Rêvons nous législateurs un instant : l'outrage au journal officiel n'est pas encore réprimé.

La discussion continue ailleurs

1. Le dimanche 2 janvier 2005, 21:56 par PaxaBlog

Outrage

Je pense qu'il y a une légère mésentente sur la portée de l'infraction. Si chacun a le droit, évidemment, au respect de tous, l'outrage vient réprimer les atteintes à une fonction : en crachant sur la vitre du procureur, c'est à l'institution...

Commentaires

1. Le vendredi 31 décembre 2004 à 11:48 par Hubert

Très belle plaidoirie maître.

2. Le vendredi 31 décembre 2004 à 15:41 par Abel

Passionnant billet, comme d'habitude. Une phrase que vous écrivez me reste en travers de la gorge :

"Refuser d'obéir à une injonction d'un policier, fut-elle illégale, est un délit."

Est-ce certain ?

Abel



Je cite la Cour de cassation dans l'arrêt que je lie dans mon billet :

Attendu que, pour faire droit aux conclusions du prévenu invoquant l'illégalité de son contrôle d'identité et la nullité des poursuites exercées, l'arrêt retient que les policiers ayant procédé à l'interpellation n'ont pas constaté que Farid X... était en train de commettre un délit flagrant et que ces fonctionnaires n'étaient destinataires d'aucune demande d'exécution d'une décision de justice ;

Mais attendu qu'en se déterminant ainsi, alors que l'illégalité de l'acte accompli par les agents dans l'exercice de leurs fonctions, à la supposer établie, était sans incidence sur la régularité de la procédure dirigée contre le prévenu des chefs de rébellion et d'outrage, la cour d'appel a méconnu le texte susvisé et le principe ci-dessus énoncé_

Seul le juge peut dire si une investigation policière est légale ou pas. Le brave citoyen français doit obéir et se taire.
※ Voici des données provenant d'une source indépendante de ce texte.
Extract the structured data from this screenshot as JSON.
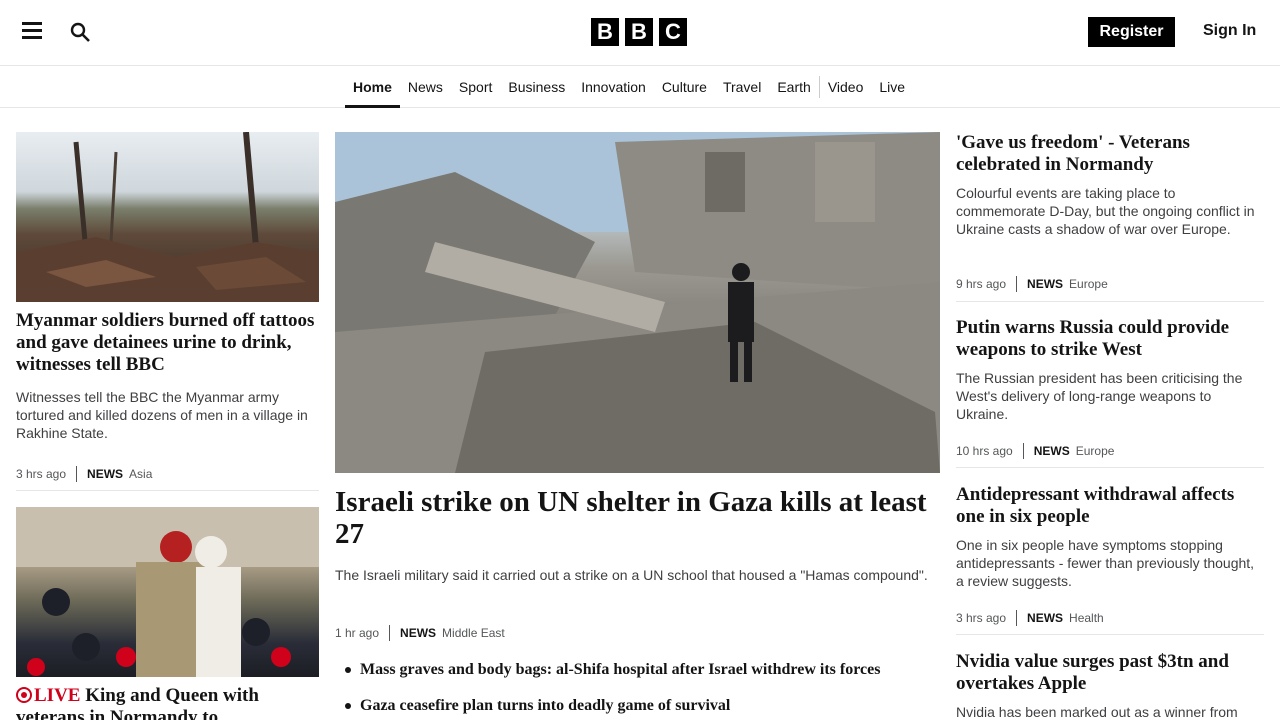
{
  "header": {
    "logo_letters": [
      "B",
      "B",
      "C"
    ],
    "register_label": "Register",
    "signin_label": "Sign In"
  },
  "nav": {
    "items": [
      {
        "label": "Home",
        "active": true
      },
      {
        "label": "News"
      },
      {
        "label": "Sport"
      },
      {
        "label": "Business"
      },
      {
        "label": "Innovation"
      },
      {
        "label": "Culture"
      },
      {
        "label": "Travel"
      },
      {
        "label": "Earth"
      },
      {
        "label": "Video"
      },
      {
        "label": "Live"
      }
    ]
  },
  "left": {
    "story1": {
      "headline": "Myanmar soldiers burned off tattoos and gave detainees urine to drink, witnesses tell BBC",
      "summary": "Witnesses tell the BBC the Myanmar army tortured and killed dozens of men in a village in Rakhine State.",
      "time": "3 hrs ago",
      "section": "NEWS",
      "topic": "Asia"
    },
    "story2": {
      "live_label": "LIVE",
      "headline": "King and Queen with veterans in Normandy to"
    }
  },
  "main": {
    "headline": "Israeli strike on UN shelter in Gaza kills at least 27",
    "summary": "The Israeli military said it carried out a strike on a UN school that housed a \"Hamas compound\".",
    "time": "1 hr ago",
    "section": "NEWS",
    "topic": "Middle East",
    "related": [
      "Mass graves and body bags: al-Shifa hospital after Israel withdrew its forces",
      "Gaza ceasefire plan turns into deadly game of survival"
    ]
  },
  "right": {
    "stories": [
      {
        "headline": "'Gave us freedom' - Veterans celebrated in Normandy",
        "summary": "Colourful events are taking place to commemorate D-Day, but the ongoing conflict in Ukraine casts a shadow of war over Europe.",
        "time": "9 hrs ago",
        "section": "NEWS",
        "topic": "Europe"
      },
      {
        "headline": "Putin warns Russia could provide weapons to strike West",
        "summary": "The Russian president has been criticising the West's delivery of long-range weapons to Ukraine.",
        "time": "10 hrs ago",
        "section": "NEWS",
        "topic": "Europe"
      },
      {
        "headline": "Antidepressant withdrawal affects one in six people",
        "summary": "One in six people have symptoms stopping antidepressants - fewer than previously thought, a review suggests.",
        "time": "3 hrs ago",
        "section": "NEWS",
        "topic": "Health"
      },
      {
        "headline": "Nvidia value surges past $3tn and overtakes Apple",
        "summary": "Nvidia has been marked out as a winner from"
      }
    ]
  }
}
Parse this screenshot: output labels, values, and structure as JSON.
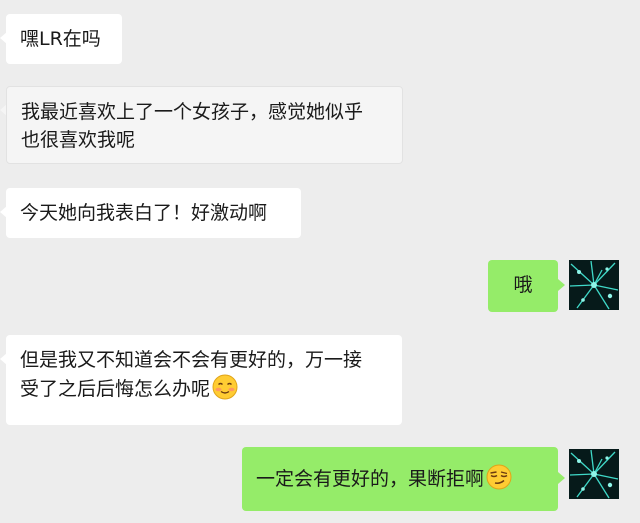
{
  "messages": [
    {
      "side": "incoming",
      "text": "嘿LR在吗"
    },
    {
      "side": "incoming",
      "lines": [
        "我最近喜欢上了一个女孩子，感觉她似乎",
        "也很喜欢我呢"
      ]
    },
    {
      "side": "incoming",
      "text": "今天她向我表白了！好激动啊"
    },
    {
      "side": "outgoing",
      "text": "哦"
    },
    {
      "side": "incoming",
      "lines": [
        "但是我又不知道会不会有更好的，万一接",
        "受了之后后悔怎么办呢"
      ],
      "emoji": "smiling-blush-face"
    },
    {
      "side": "outgoing",
      "text": "一定会有更好的，果断拒啊",
      "emoji": "smirking-face"
    }
  ],
  "colors": {
    "background": "#ededed",
    "incoming_bubble": "#ffffff",
    "outgoing_bubble": "#95ec69",
    "avatar_bg": "#061a1a",
    "avatar_accent": "#3fd9c8"
  }
}
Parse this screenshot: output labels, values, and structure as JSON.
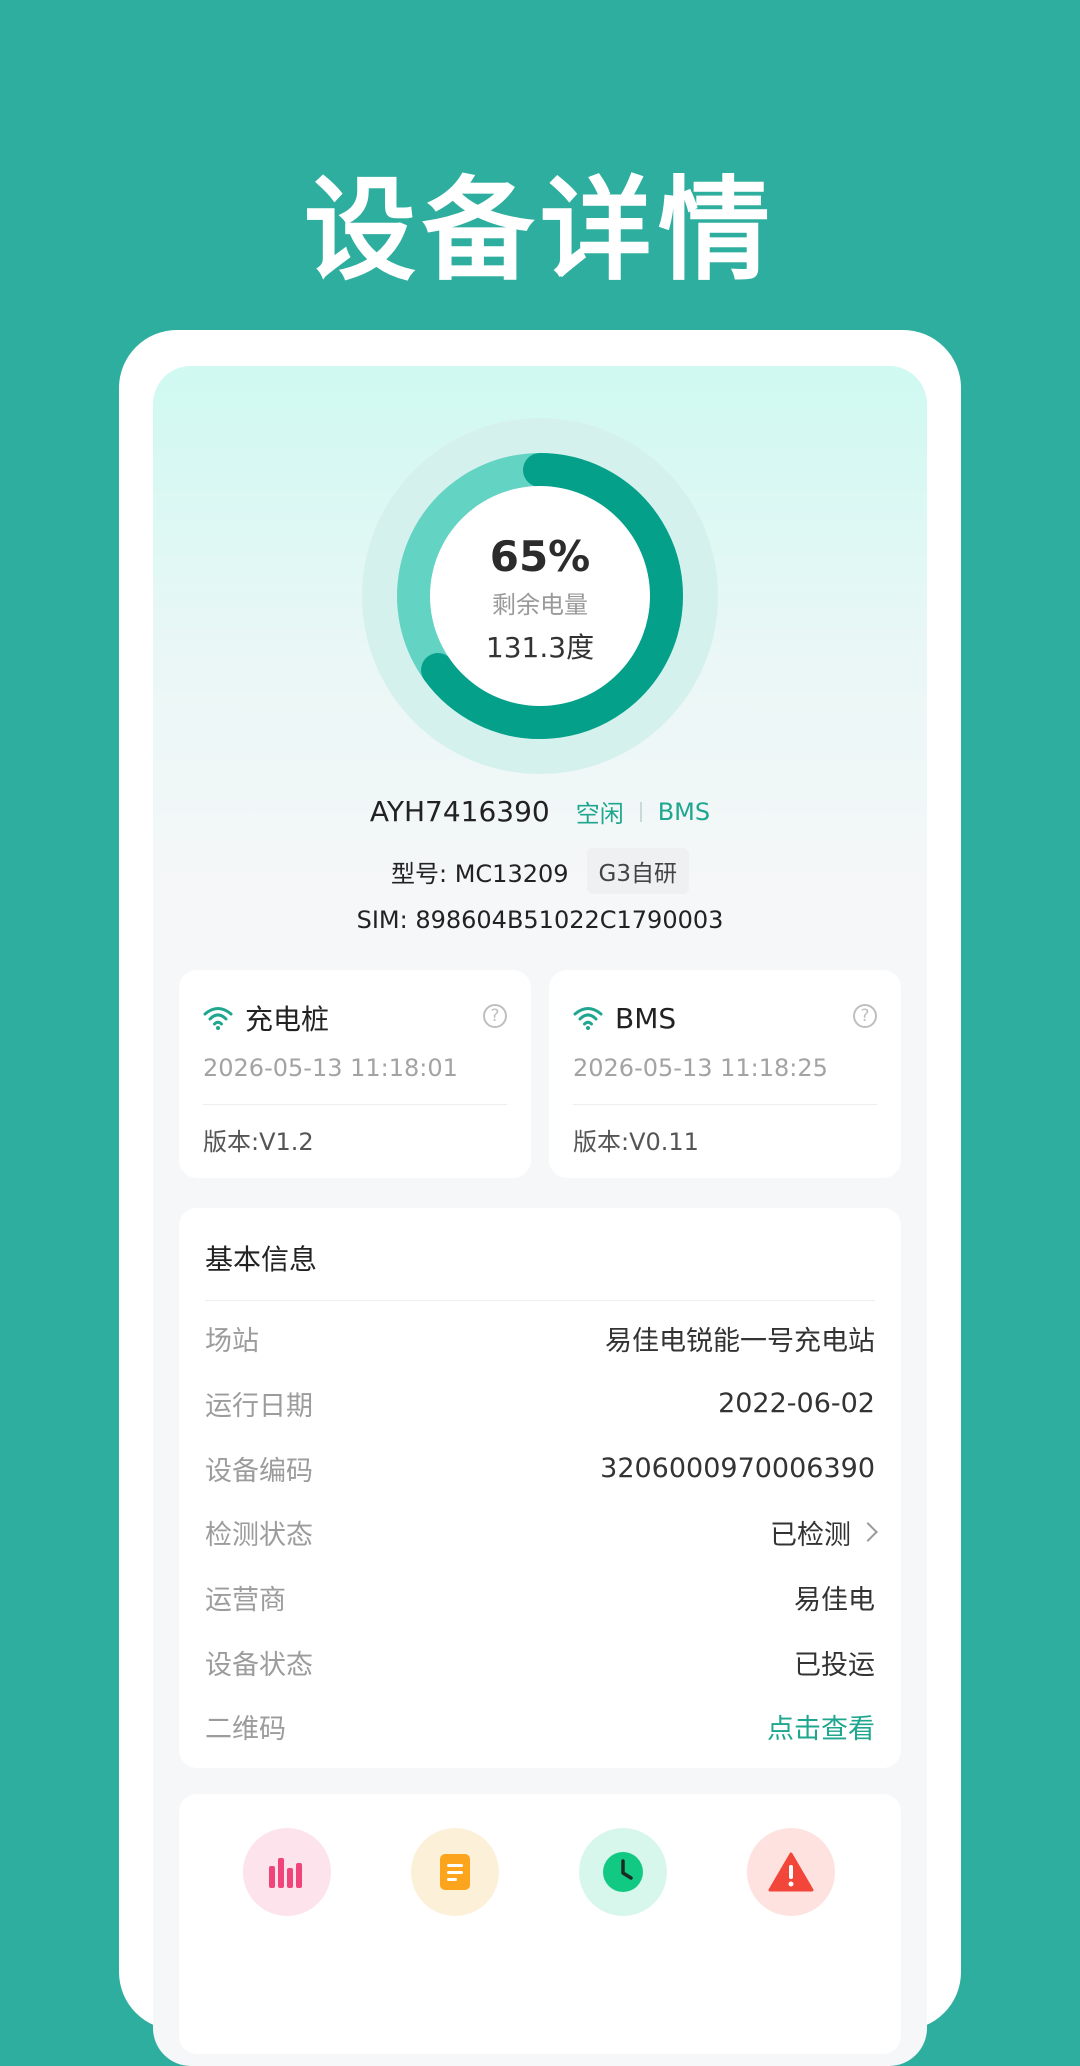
{
  "header": {
    "title": "设备详情"
  },
  "gauge": {
    "percent_text": "65%",
    "percent_value": 0.65,
    "label": "剩余电量",
    "value_text": "131.3度",
    "colors": {
      "outer": "#D5F1EE",
      "track": "#63D3C3",
      "progress": "#05A08A",
      "center": "#FFFFFF"
    }
  },
  "device": {
    "id": "AYH7416390",
    "status": "空闲",
    "link": "BMS",
    "model_label": "型号: MC13209",
    "model_tag": "G3自研",
    "sim": "SIM: 898604B51022C1790003"
  },
  "comm_cards": [
    {
      "title": "充电桩",
      "help": "?",
      "time": "2026-05-13 11:18:01",
      "version": "版本:V1.2"
    },
    {
      "title": "BMS",
      "help": "?",
      "time": "2026-05-13 11:18:25",
      "version": "版本:V0.11"
    }
  ],
  "basic_info": {
    "title": "基本信息",
    "rows": [
      {
        "key": "场站",
        "value": "易佳电锐能一号充电站"
      },
      {
        "key": "运行日期",
        "value": "2022-06-02"
      },
      {
        "key": "设备编码",
        "value": "3206000970006390"
      },
      {
        "key": "检测状态",
        "value": "已检测"
      },
      {
        "key": "运营商",
        "value": "易佳电"
      },
      {
        "key": "设备状态",
        "value": "已投运"
      },
      {
        "key": "二维码",
        "value": "点击查看"
      }
    ]
  },
  "functions": {
    "icons": [
      {
        "name": "bar-chart-icon",
        "bg": "#FDE3EC",
        "fg": "#F0457A"
      },
      {
        "name": "document-icon",
        "bg": "#FDF0D8",
        "fg": "#FCA51C"
      },
      {
        "name": "clock-icon",
        "bg": "#D8F7EC",
        "fg": "#11C983"
      },
      {
        "name": "warning-icon",
        "bg": "#FDE2DF",
        "fg": "#F2463B"
      }
    ]
  },
  "colors": {
    "brand": "#2EAE9E",
    "accent": "#1FA68F"
  }
}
Je trouve cela aussi scandaleux que vous, soyez en sûr.

Eolas

3. Le vendredi 31 décembre 2004 à 19:48 par Paxatagore

Oui, enfin, il faut tout de même préciser : obéir à l'injonction d'un policier dans l'exercice de ses fonctions.
L'injonction se limitant à l'obligation de le suivre au commissariat, éventuellement de se laisser menoter (ce qui ne doit pas être agréable, j'en conviens) pour ce faire.
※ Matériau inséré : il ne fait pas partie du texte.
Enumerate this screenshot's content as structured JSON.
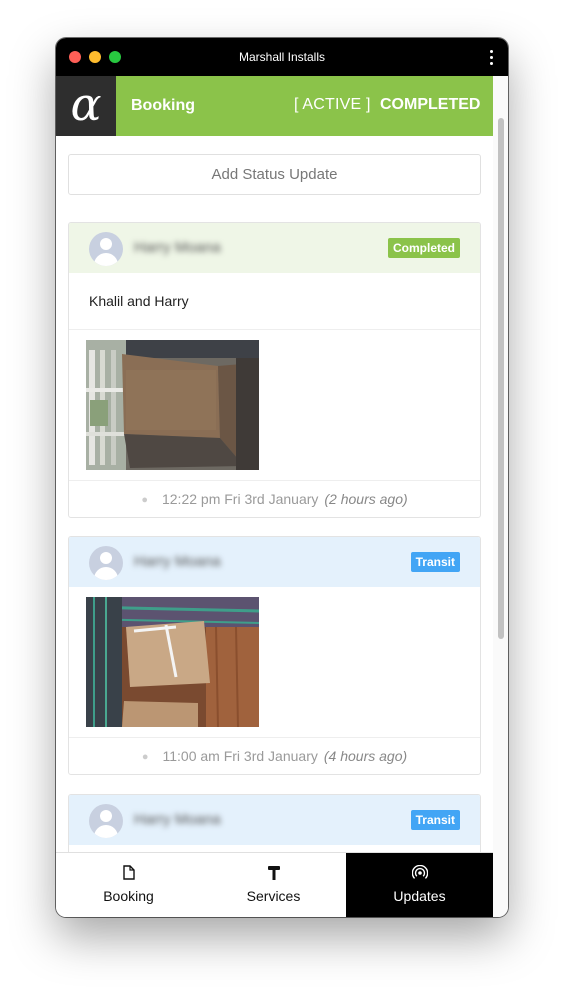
{
  "window": {
    "title": "Marshall Installs"
  },
  "header": {
    "logo_glyph": "α",
    "title": "Booking",
    "tab_active": "[ ACTIVE ]",
    "tab_completed": "COMPLETED",
    "accent_color": "#8bc34a"
  },
  "main": {
    "add_status_label": "Add Status Update",
    "updates": [
      {
        "author": "Harry Moana",
        "status": "Completed",
        "status_color": "#8bc34a",
        "note": "Khalil and Harry",
        "time": "12:22 pm Fri 3rd January",
        "ago": "(2 hours ago)"
      },
      {
        "author": "Harry Moana",
        "status": "Transit",
        "status_color": "#42a5f5",
        "time": "11:00 am Fri 3rd January",
        "ago": "(4 hours ago)"
      },
      {
        "author": "Harry Moana",
        "status": "Transit",
        "status_color": "#42a5f5"
      }
    ]
  },
  "nav": {
    "items": [
      {
        "label": "Booking",
        "icon": "document-icon"
      },
      {
        "label": "Services",
        "icon": "hammer-icon"
      },
      {
        "label": "Updates",
        "icon": "broadcast-icon",
        "selected": true
      }
    ]
  }
}
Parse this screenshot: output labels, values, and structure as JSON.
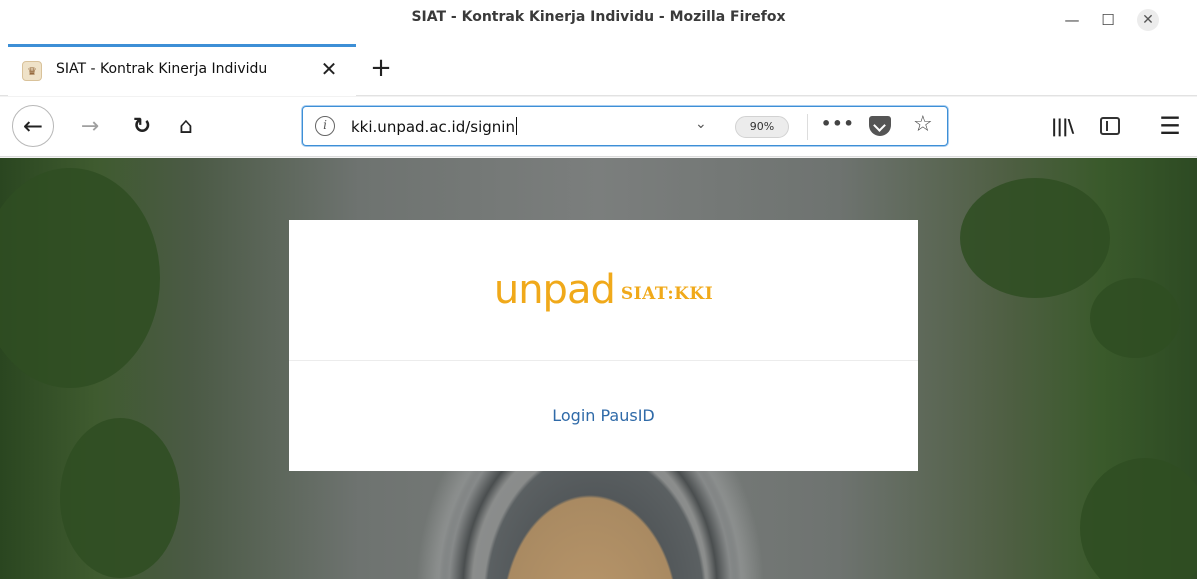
{
  "window": {
    "title": "SIAT - Kontrak Kinerja Individu - Mozilla Firefox",
    "minimize_icon": "minimize-icon",
    "maximize_icon": "maximize-icon",
    "close_icon": "close-icon"
  },
  "tabs": [
    {
      "title": "SIAT - Kontrak Kinerja Individu",
      "favicon": "unpad-favicon",
      "active": true
    }
  ],
  "toolbar": {
    "url": "kki.unpad.ac.id/signin",
    "zoom": "90%",
    "icons": [
      "back-icon",
      "forward-icon",
      "reload-icon",
      "home-icon",
      "info-icon",
      "dropdown-icon",
      "more-icon",
      "pocket-icon",
      "bookmark-star-icon",
      "library-icon",
      "sidebar-icon",
      "menu-icon"
    ]
  },
  "page": {
    "logo": {
      "brand": "unpad",
      "product": "SIAT:KKI"
    },
    "login_link": "Login PausID"
  },
  "colors": {
    "accent": "#3d8fd6",
    "logo": "#f0a91a",
    "link": "#2f6aa8"
  }
}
Enfin, on peut aussi supprimer ce délit de rébellion, mais la conséquence juridique logique sera un usage de la force (encore) plus fréquent chez les fonctionnaires de police.

Pour l'outrage, je ne suis pas d'accord avec tout ce que dit Eolas (évidemment), j'y reviendrai sur mon blog.



Atavisme d'avocat mais je n'arrive désepérément pas à comprendre comment la loi peut sanctionner le refus de déférer à une injonction illégale. C'est faire passer le respect de la fonction avant celui de la loi, c'est le monde à l'envers.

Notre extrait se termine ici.